Deciphering the coral genome for the first time

July 25, 2011 Ryukyu Shimpo

The Marine Genomics Unit of the Okinawa Institute of Science and Technology (OIST, Onna Village) succeeded for the first time in deciphering the genome of Acropora digitifera, a coral that inhabits the seas around Okinawa Prefecture.
On July 24, the Unit published a collaborative paper in the online version of Nature, the world’s most cited interdisciplinary science journal, based in the United Kingdom.
Although previous analysis of fossil remains has suggested that this coral was estimated to have existed 240 million years ago, this new study indicates that there is a high possibility that it might actually have originated as long ago as 500 million years ago.
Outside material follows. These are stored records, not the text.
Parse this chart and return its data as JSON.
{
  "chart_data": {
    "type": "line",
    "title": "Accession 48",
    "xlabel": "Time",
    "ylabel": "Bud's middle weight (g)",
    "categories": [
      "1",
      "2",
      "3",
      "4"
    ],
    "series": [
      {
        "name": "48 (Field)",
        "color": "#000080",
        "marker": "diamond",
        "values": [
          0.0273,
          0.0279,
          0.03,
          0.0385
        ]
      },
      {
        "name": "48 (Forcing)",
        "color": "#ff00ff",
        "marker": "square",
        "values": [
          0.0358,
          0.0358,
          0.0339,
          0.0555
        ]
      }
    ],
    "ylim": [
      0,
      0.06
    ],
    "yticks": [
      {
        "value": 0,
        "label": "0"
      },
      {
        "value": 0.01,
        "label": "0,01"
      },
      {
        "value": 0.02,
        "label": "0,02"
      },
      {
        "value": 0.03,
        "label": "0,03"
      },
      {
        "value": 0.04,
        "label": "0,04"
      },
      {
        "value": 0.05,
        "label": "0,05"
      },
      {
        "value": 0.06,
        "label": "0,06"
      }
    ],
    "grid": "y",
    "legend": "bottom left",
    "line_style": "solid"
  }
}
The Unit started three years ago. Thirty-three year-old Chuya Shinzato and other researchers from OIST joined it to work on deciphering the genome of this rare organism.
The study also revealed that the coral possesses the gene that creates a substance that can absorb ultraviolet rays in order to protect itself from the sun’s rays. Past studies presumed that the symbiotic zooxanthella inside the coral carried out this role.
The Unit will continue to study the genomic information of the zooxanthella and will focus on how the coral responds to rising sea temperatures and other environmental changes, in the hope that the studies will help to ascertain the cause of coral bleaching.

Dr. Noriyuki Sato, Principal Investigator of the Unit said, “Okinawa is a hot spot of the marine ecosystem. In future it could become a major center of coral studies with regard to genome deciphering.”